M. SOULARD président,

R É P U B L I Q U E F R A N Ç A I S E

________________________________________

AU NOM DU PEUPLE FRANÇAIS

_________________________

ARRÊT DE LA COUR DE CASSATION, CHAMBRE CRIMINELLE,

DU 9 MARS 2021

Mme S… E…, partie civile, a formé un pourvoi contre l’arrêt de la cour d’appel de Nouméa, chambre correctionnelle, en date du 7 janvier 2020, qui dans la procédure suivie contre M. W… M… du chef de blessures involontaires, a prononcé sur les intérêts civils.

Des mémoires ont été produits, en demande et en défense.
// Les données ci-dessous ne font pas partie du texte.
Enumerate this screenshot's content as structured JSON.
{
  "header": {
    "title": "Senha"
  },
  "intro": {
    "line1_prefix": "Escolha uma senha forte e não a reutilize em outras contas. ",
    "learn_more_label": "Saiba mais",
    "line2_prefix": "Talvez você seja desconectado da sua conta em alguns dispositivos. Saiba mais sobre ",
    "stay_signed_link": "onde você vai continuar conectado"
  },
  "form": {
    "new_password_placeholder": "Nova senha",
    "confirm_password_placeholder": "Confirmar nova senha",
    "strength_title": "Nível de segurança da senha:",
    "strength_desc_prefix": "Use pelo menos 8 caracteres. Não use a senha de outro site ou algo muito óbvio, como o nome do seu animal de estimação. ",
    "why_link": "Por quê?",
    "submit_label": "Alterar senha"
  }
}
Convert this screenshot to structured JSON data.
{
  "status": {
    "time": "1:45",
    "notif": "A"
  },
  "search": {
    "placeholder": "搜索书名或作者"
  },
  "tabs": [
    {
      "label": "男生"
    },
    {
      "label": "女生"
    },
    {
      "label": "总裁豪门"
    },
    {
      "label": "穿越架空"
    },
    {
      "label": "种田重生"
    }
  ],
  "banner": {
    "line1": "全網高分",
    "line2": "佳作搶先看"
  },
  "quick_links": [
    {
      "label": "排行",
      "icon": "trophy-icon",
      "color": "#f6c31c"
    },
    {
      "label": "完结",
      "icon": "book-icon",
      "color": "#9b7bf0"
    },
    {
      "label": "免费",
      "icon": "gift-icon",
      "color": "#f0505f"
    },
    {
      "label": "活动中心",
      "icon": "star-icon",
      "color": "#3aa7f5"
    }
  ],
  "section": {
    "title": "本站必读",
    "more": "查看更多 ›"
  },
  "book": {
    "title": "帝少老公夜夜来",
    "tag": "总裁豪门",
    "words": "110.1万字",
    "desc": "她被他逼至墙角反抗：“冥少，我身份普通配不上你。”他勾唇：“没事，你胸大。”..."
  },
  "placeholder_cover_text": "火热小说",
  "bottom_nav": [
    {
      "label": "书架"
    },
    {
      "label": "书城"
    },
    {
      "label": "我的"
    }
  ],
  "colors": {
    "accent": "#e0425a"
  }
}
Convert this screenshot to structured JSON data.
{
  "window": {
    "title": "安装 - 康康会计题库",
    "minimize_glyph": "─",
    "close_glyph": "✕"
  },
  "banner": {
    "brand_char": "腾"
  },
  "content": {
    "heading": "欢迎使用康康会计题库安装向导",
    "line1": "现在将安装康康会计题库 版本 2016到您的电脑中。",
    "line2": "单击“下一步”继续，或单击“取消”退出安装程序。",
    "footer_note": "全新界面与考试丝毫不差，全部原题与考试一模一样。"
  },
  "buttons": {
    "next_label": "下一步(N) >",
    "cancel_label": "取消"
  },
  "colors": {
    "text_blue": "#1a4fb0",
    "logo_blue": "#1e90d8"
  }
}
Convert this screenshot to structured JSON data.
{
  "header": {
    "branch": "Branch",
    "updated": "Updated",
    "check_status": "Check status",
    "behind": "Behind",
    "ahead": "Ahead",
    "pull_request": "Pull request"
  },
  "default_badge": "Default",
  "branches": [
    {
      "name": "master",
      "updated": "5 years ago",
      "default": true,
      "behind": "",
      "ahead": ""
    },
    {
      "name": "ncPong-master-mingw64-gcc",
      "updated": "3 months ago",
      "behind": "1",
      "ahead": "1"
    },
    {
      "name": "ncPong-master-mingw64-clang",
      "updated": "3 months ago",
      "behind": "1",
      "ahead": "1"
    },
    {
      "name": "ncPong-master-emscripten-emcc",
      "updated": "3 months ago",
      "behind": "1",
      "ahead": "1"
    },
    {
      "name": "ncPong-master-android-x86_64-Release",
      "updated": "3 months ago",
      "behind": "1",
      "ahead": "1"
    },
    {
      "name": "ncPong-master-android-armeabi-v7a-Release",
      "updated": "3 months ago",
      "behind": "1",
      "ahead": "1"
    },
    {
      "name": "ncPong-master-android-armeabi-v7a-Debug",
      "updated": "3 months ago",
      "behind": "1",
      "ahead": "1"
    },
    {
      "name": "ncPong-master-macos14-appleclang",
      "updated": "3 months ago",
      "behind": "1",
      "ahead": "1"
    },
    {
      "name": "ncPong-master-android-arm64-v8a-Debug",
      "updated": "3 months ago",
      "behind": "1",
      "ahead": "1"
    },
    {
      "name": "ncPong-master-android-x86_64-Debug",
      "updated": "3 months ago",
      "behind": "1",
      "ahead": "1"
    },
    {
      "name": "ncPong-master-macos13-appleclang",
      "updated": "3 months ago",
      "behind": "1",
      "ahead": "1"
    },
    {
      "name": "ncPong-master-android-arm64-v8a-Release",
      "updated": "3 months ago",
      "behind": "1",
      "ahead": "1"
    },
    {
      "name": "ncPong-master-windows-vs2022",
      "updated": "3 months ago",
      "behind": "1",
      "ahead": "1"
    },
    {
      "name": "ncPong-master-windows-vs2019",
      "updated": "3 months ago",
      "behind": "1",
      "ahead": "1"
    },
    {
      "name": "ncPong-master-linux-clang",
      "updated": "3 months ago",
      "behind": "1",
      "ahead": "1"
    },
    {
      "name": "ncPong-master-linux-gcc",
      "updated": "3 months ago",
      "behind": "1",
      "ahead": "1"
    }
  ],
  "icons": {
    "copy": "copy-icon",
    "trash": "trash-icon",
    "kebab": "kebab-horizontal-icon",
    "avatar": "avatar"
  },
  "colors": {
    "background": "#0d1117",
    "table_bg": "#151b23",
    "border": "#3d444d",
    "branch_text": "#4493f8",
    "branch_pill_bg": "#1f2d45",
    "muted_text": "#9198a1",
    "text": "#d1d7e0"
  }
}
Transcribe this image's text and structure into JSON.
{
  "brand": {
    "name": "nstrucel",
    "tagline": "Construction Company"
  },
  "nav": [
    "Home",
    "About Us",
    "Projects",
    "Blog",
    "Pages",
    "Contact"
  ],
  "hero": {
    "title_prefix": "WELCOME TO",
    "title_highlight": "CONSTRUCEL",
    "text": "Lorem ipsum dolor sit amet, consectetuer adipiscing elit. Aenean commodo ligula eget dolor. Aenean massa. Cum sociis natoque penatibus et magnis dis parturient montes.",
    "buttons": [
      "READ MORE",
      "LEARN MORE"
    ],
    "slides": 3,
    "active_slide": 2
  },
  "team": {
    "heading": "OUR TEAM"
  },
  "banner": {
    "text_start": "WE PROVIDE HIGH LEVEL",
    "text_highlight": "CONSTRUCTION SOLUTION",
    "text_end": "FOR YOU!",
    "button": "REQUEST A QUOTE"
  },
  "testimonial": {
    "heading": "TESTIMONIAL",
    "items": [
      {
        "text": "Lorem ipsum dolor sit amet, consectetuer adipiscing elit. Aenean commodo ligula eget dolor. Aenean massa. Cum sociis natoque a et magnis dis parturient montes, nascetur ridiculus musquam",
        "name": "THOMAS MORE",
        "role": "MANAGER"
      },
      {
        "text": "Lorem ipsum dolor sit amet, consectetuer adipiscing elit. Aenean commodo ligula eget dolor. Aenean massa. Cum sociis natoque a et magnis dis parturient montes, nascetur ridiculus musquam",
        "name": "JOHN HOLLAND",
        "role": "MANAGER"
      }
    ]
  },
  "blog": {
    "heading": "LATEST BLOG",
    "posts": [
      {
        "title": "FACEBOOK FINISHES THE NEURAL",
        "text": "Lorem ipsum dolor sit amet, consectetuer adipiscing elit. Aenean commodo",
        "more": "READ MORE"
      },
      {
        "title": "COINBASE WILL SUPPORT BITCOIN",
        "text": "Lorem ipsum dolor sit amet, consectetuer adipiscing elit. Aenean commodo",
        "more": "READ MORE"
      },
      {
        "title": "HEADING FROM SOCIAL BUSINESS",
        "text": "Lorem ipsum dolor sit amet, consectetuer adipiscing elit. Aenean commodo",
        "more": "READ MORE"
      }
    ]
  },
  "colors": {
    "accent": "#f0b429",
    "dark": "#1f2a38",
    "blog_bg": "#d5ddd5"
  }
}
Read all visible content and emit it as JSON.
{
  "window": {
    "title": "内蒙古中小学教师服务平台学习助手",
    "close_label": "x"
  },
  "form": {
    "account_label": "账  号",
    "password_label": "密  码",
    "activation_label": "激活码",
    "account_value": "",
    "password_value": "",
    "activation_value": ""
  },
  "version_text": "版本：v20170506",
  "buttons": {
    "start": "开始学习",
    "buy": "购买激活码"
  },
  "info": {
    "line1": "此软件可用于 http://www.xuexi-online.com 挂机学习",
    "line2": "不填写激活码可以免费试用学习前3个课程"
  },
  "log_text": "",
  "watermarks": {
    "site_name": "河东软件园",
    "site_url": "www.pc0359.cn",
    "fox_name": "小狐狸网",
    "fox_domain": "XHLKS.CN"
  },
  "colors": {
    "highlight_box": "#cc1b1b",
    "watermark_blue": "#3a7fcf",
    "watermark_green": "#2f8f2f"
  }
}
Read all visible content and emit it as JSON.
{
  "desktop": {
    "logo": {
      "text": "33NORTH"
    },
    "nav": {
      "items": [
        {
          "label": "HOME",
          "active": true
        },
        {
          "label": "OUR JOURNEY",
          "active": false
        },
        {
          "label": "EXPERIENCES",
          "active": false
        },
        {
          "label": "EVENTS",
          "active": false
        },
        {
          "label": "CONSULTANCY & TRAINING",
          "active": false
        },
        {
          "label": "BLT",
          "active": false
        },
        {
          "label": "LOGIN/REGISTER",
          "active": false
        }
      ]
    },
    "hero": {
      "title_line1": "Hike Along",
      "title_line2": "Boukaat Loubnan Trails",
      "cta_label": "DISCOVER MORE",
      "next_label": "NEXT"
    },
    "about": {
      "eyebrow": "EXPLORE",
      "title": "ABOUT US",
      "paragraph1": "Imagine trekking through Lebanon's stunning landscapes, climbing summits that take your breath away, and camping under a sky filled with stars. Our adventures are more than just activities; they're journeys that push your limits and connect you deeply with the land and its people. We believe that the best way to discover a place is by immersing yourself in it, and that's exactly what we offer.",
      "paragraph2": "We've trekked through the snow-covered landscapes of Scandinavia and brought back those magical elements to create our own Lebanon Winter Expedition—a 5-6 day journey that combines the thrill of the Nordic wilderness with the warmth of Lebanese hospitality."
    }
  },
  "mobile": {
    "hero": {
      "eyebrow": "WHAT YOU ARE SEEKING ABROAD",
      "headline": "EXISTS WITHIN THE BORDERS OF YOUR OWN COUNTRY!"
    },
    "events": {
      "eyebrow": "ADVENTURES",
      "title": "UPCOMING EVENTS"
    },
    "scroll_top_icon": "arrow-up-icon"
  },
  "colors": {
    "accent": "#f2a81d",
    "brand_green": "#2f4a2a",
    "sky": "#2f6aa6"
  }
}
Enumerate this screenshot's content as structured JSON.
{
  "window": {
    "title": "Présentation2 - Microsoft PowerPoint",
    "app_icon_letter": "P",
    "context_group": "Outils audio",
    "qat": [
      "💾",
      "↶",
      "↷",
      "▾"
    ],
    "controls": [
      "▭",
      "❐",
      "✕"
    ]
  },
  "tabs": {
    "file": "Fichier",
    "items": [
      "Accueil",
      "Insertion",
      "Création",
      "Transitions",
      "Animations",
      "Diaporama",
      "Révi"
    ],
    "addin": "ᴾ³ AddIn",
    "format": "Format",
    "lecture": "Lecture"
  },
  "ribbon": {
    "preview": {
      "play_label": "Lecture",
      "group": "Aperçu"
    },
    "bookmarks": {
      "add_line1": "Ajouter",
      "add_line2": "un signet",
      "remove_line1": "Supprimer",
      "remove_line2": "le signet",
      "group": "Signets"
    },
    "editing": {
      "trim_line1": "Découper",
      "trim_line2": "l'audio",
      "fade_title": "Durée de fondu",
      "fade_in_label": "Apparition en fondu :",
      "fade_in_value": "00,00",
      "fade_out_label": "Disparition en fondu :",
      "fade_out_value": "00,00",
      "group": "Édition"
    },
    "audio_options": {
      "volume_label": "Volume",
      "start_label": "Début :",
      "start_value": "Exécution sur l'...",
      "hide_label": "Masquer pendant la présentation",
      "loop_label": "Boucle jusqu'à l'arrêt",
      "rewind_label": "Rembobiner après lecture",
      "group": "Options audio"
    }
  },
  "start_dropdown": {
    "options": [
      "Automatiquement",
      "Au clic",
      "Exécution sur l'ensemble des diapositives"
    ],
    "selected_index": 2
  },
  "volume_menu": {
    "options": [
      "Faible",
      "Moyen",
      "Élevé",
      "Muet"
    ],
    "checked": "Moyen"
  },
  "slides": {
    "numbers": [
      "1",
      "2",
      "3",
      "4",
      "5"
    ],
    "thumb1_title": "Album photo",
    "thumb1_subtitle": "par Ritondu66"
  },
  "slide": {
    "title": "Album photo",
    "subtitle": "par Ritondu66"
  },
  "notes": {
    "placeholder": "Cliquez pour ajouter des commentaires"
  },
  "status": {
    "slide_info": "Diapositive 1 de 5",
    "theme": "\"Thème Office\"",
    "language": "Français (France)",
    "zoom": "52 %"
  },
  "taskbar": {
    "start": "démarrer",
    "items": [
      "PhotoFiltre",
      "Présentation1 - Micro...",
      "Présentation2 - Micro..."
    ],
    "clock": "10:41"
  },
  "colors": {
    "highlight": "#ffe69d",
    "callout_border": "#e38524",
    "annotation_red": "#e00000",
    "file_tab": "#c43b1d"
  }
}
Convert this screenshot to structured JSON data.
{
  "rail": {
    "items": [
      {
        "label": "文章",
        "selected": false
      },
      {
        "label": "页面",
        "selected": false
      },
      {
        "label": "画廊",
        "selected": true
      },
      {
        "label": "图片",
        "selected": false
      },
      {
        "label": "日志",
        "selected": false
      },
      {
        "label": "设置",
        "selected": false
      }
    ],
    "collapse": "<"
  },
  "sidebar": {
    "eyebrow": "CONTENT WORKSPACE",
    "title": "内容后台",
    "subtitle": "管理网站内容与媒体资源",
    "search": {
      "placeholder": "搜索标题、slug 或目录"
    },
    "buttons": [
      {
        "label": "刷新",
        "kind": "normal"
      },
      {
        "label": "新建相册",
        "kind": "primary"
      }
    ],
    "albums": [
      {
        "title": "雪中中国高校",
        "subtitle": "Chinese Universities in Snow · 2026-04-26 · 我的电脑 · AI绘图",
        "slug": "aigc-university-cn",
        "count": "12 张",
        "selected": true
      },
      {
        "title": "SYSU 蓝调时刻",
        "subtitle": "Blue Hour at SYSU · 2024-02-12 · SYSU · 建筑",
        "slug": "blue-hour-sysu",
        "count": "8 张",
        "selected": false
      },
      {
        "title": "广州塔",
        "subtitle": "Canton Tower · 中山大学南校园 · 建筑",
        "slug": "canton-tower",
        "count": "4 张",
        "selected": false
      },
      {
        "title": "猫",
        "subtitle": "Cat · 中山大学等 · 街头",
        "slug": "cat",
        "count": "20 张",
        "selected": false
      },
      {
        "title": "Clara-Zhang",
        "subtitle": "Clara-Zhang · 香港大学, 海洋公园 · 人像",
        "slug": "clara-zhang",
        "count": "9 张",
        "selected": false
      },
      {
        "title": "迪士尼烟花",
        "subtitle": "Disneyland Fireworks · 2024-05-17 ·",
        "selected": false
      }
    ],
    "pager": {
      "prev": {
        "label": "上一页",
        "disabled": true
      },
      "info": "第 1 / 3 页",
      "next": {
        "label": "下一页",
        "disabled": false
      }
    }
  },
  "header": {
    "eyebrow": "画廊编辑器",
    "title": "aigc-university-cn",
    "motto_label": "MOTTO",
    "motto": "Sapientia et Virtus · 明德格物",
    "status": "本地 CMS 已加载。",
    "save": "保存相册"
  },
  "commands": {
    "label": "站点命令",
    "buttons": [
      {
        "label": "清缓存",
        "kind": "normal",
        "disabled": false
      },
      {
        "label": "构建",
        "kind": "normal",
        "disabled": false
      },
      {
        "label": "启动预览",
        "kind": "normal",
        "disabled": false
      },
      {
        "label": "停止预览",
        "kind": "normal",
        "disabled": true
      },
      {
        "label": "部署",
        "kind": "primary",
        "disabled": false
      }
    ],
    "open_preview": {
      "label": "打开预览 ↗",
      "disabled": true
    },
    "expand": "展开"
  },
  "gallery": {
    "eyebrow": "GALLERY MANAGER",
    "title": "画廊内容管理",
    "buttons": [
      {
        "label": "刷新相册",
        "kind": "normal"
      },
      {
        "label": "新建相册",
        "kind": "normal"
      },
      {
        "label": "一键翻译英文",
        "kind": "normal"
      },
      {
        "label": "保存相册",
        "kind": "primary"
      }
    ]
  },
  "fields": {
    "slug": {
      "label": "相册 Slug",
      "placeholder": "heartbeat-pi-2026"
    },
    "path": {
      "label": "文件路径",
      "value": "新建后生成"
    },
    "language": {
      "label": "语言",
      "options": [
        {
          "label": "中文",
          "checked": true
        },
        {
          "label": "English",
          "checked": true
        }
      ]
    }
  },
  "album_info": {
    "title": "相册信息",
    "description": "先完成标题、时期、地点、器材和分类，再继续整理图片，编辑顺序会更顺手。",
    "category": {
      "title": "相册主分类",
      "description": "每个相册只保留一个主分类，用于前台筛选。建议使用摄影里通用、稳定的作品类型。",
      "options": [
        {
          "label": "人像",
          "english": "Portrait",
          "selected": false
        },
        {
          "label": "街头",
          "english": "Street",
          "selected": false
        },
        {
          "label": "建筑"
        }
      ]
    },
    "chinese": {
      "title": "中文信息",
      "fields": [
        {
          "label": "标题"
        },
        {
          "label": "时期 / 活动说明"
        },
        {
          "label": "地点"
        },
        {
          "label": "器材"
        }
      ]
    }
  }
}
Sur le rapport de Mme Goanvic, conseiller, les observations de la SCP Waquet, Farge et Hazan, avocat de Mme S… E…, les observations de la SCP Delvolvé et Trichet, avocat du Fonds de garantie des assurances obligatoires de dommages (FGAO) et les conclusions de M. Croizier, avocat général, après débats en l’audience publique du 19 janvier 2021 où étaient présents M. Soulard, président, Mme Goanvic, conseiller rapporteur, M. Pers, conseiller de la chambre, et M. Bétron, greffier de chambre,

la chambre criminelle de la Cour de cassation, composée en application de l’article 567-1-1 du code de procédure pénale, des président et conseillers précités, après en avoir délibéré conformément à la loi, a rendu le présent arrêt.

Faits et procédure

1. Il résulte de l’arrêt attaqué et des pièces de procédure ce qui suit.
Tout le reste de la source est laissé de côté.